When trading cryptocurrencies the process typically starts with exchanging these from fiat currencies. While there are OTC P2P options available, also for individuals, the convenient approach is to do this through a centralized exchange with traditional banking connections. An exchange with traditional banking connections will need to have sufficient KYC and AML procedures in place for the local market it is serving, otherwise its partnering banks might also get in trouble.
The same will also apply for stablecoins, during their minting and redemption process. Hence, if you do, and the stablecoin you’re interacting with is a centralized fiat backed stablecoin, you’ll need to involve traditional bank transfers as part of this. It then makes sense to expect these stablecoins to follow the same KYC and AML procedures as when using a centralized exchange.
The wast majority of stablecoin users never directly themselves mint or redeem these for the underlying, instead only trading these on secondary markets. What sort of regulation should we expect on secondary markets? This is not clear, and we also need to keep in mind the decentralized nature of blockchains. While centralized exchanges and centralized stablecoins have connections to the traditional finance system, decentralized exchanges and decentralized stablecoins do not.
For decentralized operations, we find smart contracts, with whom anyone can interact according to the logic of the stablecoin. Note that some of these decentralized options do have active administrators, i.e., organizations or other entities, helping to manage some part of the day to day functioning of these. Does that make them less decentralized? Others might be fully decentralized with no administrator functionality at all.
The above is pointing towards a complex regulatory picture. Rushing in regulation on an evolving landscape without a clear understanding might not be helpful. But doing nothing is also not helpful if blockchains, cryptocurrencies, DeFi, and stablecoins are to participate in the broader financial world.
It’s also very beneficial to anyone wanting to use stablecoins to understand completely what is the underlying asset. As a derivative, the value of the stablecoin is predominantly driven by its underlying. If there’s no clarity on what is backing a stablecoin, how can you be sure it’s worth what it claims? This is where we can likely find much regulatory inspiration from money market funds. There’s no good excuse, as a centralized stablecoin operator, to not want full transparency on its underlying.

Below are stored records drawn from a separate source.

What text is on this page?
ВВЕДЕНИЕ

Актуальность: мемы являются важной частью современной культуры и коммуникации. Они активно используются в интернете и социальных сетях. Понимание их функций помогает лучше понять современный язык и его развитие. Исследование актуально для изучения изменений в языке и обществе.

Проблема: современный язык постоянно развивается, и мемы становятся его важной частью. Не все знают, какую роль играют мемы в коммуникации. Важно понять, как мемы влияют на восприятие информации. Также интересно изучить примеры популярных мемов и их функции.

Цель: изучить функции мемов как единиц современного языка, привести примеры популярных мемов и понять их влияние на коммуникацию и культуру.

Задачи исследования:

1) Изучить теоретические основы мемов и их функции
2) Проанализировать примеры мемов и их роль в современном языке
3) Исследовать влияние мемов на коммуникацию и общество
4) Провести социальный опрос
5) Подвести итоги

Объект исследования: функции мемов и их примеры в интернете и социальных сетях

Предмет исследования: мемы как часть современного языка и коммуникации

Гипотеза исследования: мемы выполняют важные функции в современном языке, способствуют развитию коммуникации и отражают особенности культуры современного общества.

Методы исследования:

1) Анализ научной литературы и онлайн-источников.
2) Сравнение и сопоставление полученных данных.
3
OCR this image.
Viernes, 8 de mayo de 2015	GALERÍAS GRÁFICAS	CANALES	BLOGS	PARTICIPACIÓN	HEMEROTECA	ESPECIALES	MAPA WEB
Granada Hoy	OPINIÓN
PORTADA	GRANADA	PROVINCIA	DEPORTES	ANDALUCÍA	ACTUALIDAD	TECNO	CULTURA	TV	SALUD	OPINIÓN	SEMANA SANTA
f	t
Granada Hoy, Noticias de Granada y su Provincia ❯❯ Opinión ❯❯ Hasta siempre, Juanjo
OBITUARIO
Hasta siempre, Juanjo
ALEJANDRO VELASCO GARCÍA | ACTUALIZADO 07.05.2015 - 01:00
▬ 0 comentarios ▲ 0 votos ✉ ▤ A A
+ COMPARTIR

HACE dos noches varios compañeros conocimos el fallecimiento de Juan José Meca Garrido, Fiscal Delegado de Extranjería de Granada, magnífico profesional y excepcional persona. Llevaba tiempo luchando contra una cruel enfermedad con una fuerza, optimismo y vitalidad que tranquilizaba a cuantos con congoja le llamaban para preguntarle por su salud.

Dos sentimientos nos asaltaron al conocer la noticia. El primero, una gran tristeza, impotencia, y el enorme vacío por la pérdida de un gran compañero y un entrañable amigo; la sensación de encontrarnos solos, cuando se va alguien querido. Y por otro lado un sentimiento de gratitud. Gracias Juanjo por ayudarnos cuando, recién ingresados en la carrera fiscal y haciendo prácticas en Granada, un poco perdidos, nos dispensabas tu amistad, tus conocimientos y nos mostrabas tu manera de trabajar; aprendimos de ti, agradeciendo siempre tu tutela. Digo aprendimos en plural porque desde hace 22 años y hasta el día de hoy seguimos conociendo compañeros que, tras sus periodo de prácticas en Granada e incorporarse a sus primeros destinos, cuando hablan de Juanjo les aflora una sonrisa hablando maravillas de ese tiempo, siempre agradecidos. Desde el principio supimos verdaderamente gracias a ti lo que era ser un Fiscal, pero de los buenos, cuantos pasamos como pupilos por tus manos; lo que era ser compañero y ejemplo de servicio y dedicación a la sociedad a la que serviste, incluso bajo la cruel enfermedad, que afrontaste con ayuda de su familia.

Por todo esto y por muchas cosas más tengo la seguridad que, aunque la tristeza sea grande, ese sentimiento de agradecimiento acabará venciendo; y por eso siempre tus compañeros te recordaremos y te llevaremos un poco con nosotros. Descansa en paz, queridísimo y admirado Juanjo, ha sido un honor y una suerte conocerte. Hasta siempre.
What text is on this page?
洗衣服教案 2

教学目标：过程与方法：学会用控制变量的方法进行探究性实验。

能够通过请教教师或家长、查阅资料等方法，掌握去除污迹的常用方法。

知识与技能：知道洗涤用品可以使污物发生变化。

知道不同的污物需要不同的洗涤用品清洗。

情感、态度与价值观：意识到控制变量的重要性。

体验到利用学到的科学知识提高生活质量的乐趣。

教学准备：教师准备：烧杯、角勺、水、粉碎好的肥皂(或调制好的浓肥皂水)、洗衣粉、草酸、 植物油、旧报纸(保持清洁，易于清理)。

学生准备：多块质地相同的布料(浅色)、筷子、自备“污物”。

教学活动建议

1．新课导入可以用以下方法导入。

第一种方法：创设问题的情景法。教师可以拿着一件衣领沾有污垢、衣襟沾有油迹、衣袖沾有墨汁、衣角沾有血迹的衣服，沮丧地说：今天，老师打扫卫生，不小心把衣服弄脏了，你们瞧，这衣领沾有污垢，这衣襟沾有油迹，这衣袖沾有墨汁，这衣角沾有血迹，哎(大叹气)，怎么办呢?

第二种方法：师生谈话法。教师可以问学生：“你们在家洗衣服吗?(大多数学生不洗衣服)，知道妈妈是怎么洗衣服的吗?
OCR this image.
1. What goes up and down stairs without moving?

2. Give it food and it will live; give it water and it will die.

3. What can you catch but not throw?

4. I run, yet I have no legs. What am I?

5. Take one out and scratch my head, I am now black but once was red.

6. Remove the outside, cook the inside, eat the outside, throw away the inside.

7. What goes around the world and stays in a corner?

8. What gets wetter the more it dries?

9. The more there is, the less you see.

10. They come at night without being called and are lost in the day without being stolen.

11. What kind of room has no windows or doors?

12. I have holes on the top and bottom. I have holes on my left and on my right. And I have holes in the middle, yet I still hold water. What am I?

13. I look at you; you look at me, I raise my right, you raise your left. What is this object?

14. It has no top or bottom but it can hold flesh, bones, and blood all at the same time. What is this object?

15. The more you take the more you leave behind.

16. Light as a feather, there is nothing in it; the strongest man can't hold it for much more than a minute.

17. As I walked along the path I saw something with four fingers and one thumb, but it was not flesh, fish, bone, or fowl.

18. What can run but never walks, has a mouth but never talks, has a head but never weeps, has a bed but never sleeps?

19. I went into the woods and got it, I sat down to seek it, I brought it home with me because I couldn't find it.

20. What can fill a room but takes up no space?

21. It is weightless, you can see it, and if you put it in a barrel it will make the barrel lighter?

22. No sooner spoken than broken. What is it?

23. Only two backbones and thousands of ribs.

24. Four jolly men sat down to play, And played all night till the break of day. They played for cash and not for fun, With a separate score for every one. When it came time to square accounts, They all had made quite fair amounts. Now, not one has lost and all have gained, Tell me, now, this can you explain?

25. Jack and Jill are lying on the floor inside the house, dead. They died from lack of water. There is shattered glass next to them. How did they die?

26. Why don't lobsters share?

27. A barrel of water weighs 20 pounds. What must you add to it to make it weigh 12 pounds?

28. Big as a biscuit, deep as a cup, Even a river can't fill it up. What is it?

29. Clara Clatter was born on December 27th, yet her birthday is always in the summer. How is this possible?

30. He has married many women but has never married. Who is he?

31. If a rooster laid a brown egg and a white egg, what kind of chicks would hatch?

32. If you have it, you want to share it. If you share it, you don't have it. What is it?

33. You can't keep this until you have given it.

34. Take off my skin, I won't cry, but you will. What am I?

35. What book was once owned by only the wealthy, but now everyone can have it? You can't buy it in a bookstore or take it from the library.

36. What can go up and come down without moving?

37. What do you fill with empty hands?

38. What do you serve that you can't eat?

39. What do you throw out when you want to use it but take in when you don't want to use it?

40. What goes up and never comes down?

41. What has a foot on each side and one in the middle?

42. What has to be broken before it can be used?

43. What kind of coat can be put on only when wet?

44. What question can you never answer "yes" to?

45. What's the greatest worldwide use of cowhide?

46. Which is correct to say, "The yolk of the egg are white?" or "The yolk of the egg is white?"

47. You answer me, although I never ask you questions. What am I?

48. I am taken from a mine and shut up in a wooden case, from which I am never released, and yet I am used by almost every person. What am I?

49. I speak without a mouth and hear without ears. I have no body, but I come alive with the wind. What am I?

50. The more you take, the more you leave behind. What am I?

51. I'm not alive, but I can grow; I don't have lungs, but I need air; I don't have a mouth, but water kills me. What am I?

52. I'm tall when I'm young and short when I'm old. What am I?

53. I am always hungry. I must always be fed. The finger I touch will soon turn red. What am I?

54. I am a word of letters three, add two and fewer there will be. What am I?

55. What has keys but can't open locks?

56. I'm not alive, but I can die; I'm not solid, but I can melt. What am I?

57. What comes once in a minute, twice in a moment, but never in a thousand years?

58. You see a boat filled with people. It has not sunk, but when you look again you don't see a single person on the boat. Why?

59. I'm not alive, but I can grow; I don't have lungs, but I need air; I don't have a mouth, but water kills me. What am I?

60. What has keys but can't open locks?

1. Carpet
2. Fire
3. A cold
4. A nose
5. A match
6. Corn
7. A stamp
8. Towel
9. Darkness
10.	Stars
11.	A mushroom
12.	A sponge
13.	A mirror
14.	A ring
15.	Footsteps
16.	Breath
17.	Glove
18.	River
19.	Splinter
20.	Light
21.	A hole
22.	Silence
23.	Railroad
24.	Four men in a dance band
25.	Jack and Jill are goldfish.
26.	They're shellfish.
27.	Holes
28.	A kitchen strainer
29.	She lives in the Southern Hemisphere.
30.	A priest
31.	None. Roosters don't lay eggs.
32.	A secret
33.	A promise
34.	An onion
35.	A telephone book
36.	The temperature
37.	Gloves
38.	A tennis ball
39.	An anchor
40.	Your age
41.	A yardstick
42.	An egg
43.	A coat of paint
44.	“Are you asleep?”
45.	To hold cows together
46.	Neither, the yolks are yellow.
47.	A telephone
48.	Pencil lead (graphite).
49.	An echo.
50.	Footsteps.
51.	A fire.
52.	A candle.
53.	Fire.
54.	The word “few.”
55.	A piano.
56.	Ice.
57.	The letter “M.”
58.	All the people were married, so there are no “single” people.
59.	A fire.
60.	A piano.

If regulators are to enforce such transparency, decentralized stablecoins with on-chain collateral could be seen as the perfect end goal, as these give full insight into their current state on a block by block basis. Centralized stablecoins will likely struggle to match this, even with great eager and willingness, simply because on-chain transparency is absolute. The trade off is technical risk, as fully on-chain decentralized stablecoins often need to be far more complex from a smart contract coding point of view. Should regulators then somehow enforce technical audits on smart contract code?
There are a lot of questions above, questions that aren’t yet fully answered. We can likely find existing regulatory frameworks around KYC and AML with regards to money transfers, and we’ll likely find much reuse in how money market funds are handled. Decentralization and smart contracts do bring novelty, and within these there’s a gradient at play with regards to how operationally contact free these are.